On Sat, Apr 19, 2008 at 12:30:43AM +0300, Jussi Laako wrote:
For simple operations, compilers are rather good on
vectorization. Even
though I don't know if there's any support for multi-arch targets on
gcc, so that the SSE2/SSE3 optimized binary would run on hardware
without SSE (dynamic code selection)? I haven't got time to follow the
latest gcc developments.
For more complex operations like FIR, IIR, normalized cross-correlation
or complex multiply-accumulate, I haven't seen any compiler being able
to match hand-crafted assembly code.
I tried out vectorizing the complex multipl-and-accumulate loop in
zita-convolver. For long convolutions and certainly if you have
convolution matrix the MAC operation dominates the FFT and IFFT
ones.
This requires a permutation of the complex arrays as used by
FFTW after each FFT and before each IFFT. In each block of 4
complex values
x1 y1 x2 y2 x3 y3 x4 y4
swap y1 with x3 and y2 with x4 to get
x1 x3 x2 x4 y1 y3 y2 y4
which can be handled by the vector operations.

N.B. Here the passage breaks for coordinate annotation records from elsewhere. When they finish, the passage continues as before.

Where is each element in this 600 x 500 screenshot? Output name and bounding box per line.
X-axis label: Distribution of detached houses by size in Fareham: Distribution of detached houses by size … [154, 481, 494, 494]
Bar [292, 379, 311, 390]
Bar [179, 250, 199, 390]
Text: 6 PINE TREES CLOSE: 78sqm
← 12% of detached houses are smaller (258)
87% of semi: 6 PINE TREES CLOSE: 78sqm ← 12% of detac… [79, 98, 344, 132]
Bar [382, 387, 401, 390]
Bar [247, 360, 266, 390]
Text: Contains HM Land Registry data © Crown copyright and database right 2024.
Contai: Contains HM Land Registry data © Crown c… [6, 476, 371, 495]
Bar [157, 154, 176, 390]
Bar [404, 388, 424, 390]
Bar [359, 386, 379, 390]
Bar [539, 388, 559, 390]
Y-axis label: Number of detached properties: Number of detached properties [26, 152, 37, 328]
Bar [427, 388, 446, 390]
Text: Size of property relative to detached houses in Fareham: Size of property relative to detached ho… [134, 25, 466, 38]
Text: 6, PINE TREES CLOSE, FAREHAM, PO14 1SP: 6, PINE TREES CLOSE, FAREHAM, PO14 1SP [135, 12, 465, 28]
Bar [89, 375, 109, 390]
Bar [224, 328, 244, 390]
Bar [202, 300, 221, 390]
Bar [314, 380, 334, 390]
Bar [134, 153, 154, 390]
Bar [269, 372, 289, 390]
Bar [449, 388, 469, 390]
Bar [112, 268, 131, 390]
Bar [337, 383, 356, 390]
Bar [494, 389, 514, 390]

The results are very marginal, about 5% relative speed increase
even in cases where the MAC operations largely outnumber any
others. Bypassing the permutations to have an idea of their cost
didn't change anything.
I'm somewhat surprised by this...
--
FA
Laboratorio di Acustica ed Elettroacustica
Parma, Italia
Lascia la spina, cogli la rosa.